By connecting HPC offer to User demand through a configurable framework, the HEROES project enables the concept of marketplaces to pave the way to a European HPC economy conscious of the importance to be energy efficient and not only performance/price oriented.
All modules of the prototype (API, identity/data/workflow management, application containerization, decision module, energy monitoring and optimization, user interface…) are functional (though could be hardened and extended for a production platform) and the whole platform relies on DevOps tools managing the different services through a Kubernetes cluster.
Concerning the main elements of the prototype:
1. Workflows: two have been selected to reflect classical HPC and AI use cases: a CFD workflow with OpenFoam, and an object recognition in videos with Tensorflow. Applications have been containerized with Singularity and integrated with the workflow manager (NextFlow).
2. Web interface: a simple web interface has been implemented and allows a user to execute the use cases
3. Energy: EAR has been extended to have a Lite version which does not require root privileges to be installed; a new reporting plugin with HEROES requirements has been added; additional metrics have been added.
4. Workflow Placement: a new Decision Module plugin has been added to OKA, it leverages machine learning and multi-criteria decision algorithms to propose placement options for the workflows.
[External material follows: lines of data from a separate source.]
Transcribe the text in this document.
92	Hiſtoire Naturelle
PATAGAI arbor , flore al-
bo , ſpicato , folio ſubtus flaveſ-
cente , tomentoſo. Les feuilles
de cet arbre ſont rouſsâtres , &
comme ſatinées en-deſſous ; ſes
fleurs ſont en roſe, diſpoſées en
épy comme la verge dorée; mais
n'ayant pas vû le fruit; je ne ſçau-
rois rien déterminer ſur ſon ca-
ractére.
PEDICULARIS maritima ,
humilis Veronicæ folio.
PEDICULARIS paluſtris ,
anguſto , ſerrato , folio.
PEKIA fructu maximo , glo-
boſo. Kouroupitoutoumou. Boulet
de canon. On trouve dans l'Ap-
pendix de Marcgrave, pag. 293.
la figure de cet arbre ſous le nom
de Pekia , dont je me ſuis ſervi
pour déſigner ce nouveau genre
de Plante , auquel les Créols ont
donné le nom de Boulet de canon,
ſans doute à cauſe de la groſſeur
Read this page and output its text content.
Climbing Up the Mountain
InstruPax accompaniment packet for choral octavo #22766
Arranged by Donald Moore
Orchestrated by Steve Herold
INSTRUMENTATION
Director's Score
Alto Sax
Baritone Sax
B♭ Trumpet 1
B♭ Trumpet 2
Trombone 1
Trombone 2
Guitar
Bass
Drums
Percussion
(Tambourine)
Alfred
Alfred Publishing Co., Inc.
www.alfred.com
OKA analytical and predictive capabilities have been enhanced to support the use cases and integrate with EAR for energy metrics.
5. Identity, data and workflow management: multiple services have been implemented to provide an abstraction to the target clusters. Through a single entry-point (REST APIs), users can manage data in dedicated object stores managed by HEROES per user/organization. Workflow submission is simplified through the selection of available workflow templates, integration with the Decision Module, and integration of an updated version of Nextflow. Identity management is delegated to a centralized Keycloak, and access to remote clusters is done in a secure way despite sharing accounts on the clusters (thanks to containerization and data management with the HEROES-FS).